We understand that gallbladder and pancreas originated together from the same bud,86 which may provide a logical explanation of this linking. However, we admit the lack of knowledge about the associations between abnormalities described in other parts of the gastrointestinal and urinary tracts and the MSG. Such abnormalities may have a common etiology or may be coincidental.

Treatment options

Medical treatment was reported in eight symptomatic patients, four of them failed therapy, and the rest had no reported follow up. Medical therapy included analgesics, ursodeoxycholic acid, diphenoxylate/atropine and dicyclomine, H2 receptor antagonist, and anticholinergic medication.

Cholecystectomy was done in 40 patients (5 of them were asymptomatic and 35 were symptomatic). Out of the asymptomatic patients, three underwent other surgeries for associated abnormalities together with cholecystectomy.47, 51, 83 Only 13 patients had a reported follow up after discharged. Follow up showed resolution of symptoms in all of them (100%). No one has reported failure of surgical therapy or recurrence of symptoms afterwards.

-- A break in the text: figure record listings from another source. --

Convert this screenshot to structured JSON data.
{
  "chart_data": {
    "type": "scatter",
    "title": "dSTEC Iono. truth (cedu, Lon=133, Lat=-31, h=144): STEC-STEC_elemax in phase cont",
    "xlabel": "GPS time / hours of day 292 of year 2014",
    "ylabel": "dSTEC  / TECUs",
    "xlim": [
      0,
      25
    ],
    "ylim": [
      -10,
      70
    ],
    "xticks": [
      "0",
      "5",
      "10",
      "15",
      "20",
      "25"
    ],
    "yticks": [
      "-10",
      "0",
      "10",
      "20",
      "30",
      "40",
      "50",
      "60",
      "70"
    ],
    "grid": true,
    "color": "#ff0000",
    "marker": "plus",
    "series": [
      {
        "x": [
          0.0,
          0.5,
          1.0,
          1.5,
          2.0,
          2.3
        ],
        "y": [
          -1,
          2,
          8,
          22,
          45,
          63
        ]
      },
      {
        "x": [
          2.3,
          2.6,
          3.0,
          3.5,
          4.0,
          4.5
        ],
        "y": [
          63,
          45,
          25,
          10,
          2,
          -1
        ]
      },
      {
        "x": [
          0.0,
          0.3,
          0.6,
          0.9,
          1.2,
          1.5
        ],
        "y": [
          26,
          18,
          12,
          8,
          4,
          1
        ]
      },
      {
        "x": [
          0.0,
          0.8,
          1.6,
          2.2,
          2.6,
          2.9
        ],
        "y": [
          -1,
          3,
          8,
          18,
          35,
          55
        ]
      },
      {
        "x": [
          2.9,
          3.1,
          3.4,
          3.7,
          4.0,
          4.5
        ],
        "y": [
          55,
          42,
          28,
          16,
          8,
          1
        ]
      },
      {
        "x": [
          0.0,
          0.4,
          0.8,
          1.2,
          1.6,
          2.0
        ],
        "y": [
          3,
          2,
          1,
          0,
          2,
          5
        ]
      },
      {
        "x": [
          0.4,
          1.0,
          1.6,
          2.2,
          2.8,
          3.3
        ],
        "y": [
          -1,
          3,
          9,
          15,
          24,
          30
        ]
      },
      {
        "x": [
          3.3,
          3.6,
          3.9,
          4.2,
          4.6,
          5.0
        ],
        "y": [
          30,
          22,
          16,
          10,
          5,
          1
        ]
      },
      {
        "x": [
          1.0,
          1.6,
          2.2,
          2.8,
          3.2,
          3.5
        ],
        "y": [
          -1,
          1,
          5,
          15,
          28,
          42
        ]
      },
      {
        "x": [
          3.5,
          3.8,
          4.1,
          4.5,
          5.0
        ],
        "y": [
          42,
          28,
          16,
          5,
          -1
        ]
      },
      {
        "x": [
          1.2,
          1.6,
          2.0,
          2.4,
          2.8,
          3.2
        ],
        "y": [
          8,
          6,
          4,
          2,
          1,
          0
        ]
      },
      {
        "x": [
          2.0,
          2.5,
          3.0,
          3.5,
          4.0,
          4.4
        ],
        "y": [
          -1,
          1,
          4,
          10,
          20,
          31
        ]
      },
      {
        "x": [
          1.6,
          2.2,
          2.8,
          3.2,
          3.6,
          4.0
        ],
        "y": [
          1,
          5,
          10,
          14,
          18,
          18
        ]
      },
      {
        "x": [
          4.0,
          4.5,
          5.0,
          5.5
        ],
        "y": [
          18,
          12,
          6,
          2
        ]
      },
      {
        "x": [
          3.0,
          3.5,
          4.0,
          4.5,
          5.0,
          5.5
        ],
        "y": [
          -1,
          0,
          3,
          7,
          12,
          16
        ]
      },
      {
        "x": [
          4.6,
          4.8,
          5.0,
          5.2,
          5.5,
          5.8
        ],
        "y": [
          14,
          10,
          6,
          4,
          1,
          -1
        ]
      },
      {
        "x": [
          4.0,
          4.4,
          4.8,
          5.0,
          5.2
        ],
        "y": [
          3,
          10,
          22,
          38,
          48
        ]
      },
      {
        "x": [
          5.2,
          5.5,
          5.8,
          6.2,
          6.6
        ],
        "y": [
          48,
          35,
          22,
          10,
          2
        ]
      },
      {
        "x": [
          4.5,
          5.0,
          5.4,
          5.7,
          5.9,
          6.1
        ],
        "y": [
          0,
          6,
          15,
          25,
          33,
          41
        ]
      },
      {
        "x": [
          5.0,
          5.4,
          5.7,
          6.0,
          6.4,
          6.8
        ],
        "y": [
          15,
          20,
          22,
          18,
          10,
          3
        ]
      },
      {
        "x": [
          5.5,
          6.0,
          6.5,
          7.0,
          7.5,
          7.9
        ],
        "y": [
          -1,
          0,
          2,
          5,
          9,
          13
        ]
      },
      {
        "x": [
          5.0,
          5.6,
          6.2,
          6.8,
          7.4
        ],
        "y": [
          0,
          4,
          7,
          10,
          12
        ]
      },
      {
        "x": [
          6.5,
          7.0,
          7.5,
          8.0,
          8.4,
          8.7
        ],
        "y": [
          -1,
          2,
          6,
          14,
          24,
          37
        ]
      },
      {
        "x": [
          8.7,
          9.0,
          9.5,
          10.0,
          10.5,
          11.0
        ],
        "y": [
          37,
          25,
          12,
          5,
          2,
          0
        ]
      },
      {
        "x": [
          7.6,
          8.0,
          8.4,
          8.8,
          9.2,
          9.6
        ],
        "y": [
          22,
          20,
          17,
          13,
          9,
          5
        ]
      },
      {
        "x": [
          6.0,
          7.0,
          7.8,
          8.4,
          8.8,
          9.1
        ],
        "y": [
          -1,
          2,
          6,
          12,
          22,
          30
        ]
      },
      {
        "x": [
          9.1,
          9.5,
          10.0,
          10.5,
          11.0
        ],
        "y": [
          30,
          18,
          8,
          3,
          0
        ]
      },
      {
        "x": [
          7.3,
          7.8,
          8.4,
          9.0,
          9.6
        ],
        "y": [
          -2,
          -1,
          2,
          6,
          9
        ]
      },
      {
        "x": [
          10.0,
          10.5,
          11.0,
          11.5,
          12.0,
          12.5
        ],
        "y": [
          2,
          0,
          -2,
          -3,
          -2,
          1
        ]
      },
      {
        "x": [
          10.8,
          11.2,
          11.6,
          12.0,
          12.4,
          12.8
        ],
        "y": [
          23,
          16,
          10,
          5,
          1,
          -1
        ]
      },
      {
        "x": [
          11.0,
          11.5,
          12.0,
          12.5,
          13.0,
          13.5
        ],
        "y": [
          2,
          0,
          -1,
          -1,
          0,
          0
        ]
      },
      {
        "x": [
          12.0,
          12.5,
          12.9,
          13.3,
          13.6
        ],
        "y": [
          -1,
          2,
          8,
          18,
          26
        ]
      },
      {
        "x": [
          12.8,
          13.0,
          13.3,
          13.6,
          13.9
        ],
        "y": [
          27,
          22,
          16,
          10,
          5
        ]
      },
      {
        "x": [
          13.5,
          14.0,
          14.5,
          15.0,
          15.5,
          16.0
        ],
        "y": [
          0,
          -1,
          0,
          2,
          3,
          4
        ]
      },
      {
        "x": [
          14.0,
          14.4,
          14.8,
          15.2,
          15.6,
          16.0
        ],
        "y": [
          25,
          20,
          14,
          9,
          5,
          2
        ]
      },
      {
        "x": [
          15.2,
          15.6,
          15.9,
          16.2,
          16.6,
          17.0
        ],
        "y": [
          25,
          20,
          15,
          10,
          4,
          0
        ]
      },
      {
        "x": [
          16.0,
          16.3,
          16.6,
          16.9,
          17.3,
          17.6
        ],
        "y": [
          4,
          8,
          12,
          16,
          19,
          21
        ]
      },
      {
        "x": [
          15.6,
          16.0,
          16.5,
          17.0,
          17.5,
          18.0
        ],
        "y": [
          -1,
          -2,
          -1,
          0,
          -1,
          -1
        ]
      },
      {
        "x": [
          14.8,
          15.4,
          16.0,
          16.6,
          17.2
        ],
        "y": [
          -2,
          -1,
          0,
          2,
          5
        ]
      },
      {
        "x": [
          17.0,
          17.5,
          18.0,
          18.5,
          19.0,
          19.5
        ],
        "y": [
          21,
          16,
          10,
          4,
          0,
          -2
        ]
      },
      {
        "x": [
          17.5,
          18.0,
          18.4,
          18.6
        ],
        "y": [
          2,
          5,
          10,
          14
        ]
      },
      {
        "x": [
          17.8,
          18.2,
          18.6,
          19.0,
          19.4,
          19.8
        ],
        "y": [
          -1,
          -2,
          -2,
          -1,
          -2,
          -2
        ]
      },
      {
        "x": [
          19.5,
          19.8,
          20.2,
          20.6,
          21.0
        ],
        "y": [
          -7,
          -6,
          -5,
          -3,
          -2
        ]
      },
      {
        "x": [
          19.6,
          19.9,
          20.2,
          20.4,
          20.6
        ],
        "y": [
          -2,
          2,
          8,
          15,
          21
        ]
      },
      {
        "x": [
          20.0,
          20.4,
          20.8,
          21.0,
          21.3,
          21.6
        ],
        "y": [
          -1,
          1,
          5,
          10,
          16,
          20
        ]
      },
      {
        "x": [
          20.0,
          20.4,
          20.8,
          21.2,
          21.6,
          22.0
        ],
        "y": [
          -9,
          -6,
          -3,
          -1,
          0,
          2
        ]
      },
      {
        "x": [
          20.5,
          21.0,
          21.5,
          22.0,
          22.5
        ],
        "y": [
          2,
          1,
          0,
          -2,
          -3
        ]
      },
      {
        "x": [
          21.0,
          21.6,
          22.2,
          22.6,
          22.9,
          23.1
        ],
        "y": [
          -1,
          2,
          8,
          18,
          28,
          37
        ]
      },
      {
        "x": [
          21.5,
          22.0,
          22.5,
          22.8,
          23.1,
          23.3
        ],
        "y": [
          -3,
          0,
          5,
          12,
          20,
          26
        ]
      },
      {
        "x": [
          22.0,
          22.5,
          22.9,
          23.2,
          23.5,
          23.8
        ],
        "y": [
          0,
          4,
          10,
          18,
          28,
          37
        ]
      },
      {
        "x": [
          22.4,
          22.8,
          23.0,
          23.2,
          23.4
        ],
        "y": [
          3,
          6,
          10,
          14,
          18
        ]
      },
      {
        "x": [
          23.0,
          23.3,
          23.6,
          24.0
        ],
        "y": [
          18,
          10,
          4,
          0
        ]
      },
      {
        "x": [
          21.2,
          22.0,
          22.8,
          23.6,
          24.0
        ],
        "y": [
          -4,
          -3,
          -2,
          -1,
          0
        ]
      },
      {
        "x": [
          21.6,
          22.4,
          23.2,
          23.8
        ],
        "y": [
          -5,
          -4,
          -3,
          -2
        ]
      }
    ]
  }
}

This reflect the lack of knowledge about efficacy of medical therapy and whether it is comparable with surgical therapy or not. However, available data provide promising outcomes of cholecystectomy.

Limitations

Our outcome may have been affected by the limited number of cases included in our review. This is due to the rarity of reported cases, and the exclusion of those reported in languages other than English. The lack of reporting medical treatment prevented comparison of medical with surgical treatment. Knowing that MSG is a rare condition with few case reports per year, understanding the condition may need years to achieve.

Conclusion

Congenital MSG is a rare condition that is probably a result of outpouching of gallbladder wall to its cavity forming septa with muscular fibers. Acquired cases of MSG have also been described, lacking muscular fibers in the walls of septa. Other congenital anomalies in the pancreaticobiliary system development were detected in few patients with MSG. The median age of presentation is 27 years, however cases diagnosed in neonates and elderly have been described. Males and females are almost affected in similar distribution. The phenomenon is frequently diagnosed incidentally in asymptomatic patients. However, the most common presenting symptom is abdominal pain. Physical examination is likely to be normal. It is a diagnosis of imaging, and ultrasound is an effective and feasible modality. LFTs may be affected, but most patients had normal blood tests. Medical treatment efficacy is not well‐known, but cholecystectomy showed complete resolution in symptomatic patients.

Acknowledgments

The submission of this article was funded by Qatar National Library. We would like to thank Ms Anushka Hardas and Mr Abdul Kareem Pullattayil Sulaiman, staff of Sidra Medicine Hospital library, for their extensive support in finding the articles. We also thank Dr Carolin Beck for her help with the interpretation of the article by Knetsch, and Ms Leena Terkawi for designing Figure 3.

Declaration of conflict of interest: Authors have no conflict of interest to disclose.